Demanda crescente e falta de profissionais qualificados
Com a expansão do mercado, cresce a necessidade de mão de obra especializada em cultivo, extração, manipulação e prescrição de derivados de cannabis. No entanto, não há no país cursos técnicos ou superiores regulamentados que capacitem esses profissionais de forma padronizada. A lacuna atinge desde médicos que desejam prescrever canabinoides até técnicos responsáveis pelo controle de qualidade em laboratórios.

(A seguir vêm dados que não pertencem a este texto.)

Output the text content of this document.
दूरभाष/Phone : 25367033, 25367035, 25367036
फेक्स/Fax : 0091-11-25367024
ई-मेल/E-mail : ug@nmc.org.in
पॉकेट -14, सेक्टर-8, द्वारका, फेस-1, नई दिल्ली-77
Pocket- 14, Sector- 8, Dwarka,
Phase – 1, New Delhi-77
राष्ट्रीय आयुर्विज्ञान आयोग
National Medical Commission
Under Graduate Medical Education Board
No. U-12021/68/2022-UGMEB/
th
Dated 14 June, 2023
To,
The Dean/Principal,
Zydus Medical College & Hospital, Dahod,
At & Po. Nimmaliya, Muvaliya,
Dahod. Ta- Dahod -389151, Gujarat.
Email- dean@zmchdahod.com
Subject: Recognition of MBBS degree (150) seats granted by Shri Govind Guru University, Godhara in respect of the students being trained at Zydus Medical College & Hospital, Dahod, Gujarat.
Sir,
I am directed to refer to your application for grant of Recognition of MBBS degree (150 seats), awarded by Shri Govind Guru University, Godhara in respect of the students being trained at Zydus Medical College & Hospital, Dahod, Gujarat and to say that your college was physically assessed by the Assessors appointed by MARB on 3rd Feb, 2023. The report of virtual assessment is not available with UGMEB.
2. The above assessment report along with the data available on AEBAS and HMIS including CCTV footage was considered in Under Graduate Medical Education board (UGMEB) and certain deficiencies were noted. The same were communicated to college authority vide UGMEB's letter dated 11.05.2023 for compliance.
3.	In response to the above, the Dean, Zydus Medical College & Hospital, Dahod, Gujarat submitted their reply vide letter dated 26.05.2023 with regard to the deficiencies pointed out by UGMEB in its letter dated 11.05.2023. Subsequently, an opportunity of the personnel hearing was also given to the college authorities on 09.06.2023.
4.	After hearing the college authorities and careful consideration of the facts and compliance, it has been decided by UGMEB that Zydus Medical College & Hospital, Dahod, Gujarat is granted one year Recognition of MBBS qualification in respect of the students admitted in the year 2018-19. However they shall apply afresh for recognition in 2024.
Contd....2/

Iniciativas privadas tentam suprir a carência
Empresas do setor, como a Accura Ensina, têm oferecido cursos livres e treinamentos para suprir a demanda imediata. Os sócios da Accura Ensina destacam que a formação é essencial para garantir segurança e eficácia no uso terapêutico da cannabis. “Sem capacitação adequada, o paciente fica exposto a riscos e o potencial terapêutico da planta é subaproveitado”, afirmam.
Impacto na cadeia produtiva e na saúde pública
A falta de formação técnica também afeta a pesquisa clínica e o desenvolvimento de novos medicamentos. Especialistas alertam que, sem profissionais treinados, o Brasil pode perder competitividade no mercado global de cannabis medicinal, que movimenta bilhões de dólares. Além disso, a ausência de padrões técnicos dificulta a fiscalização sanitária e a integração do tratamento ao SUS.
Perspectivas para o futuro
Para reverter o cenário, associações do setor cobram do Ministério da Educação a criação de cursos técnicos e de graduação específicos, além de programas de residência médica em endocanabinologia. Enquanto isso não ocorre, a capacitação continuará sendo feita por iniciativa privada, com qualidade variável.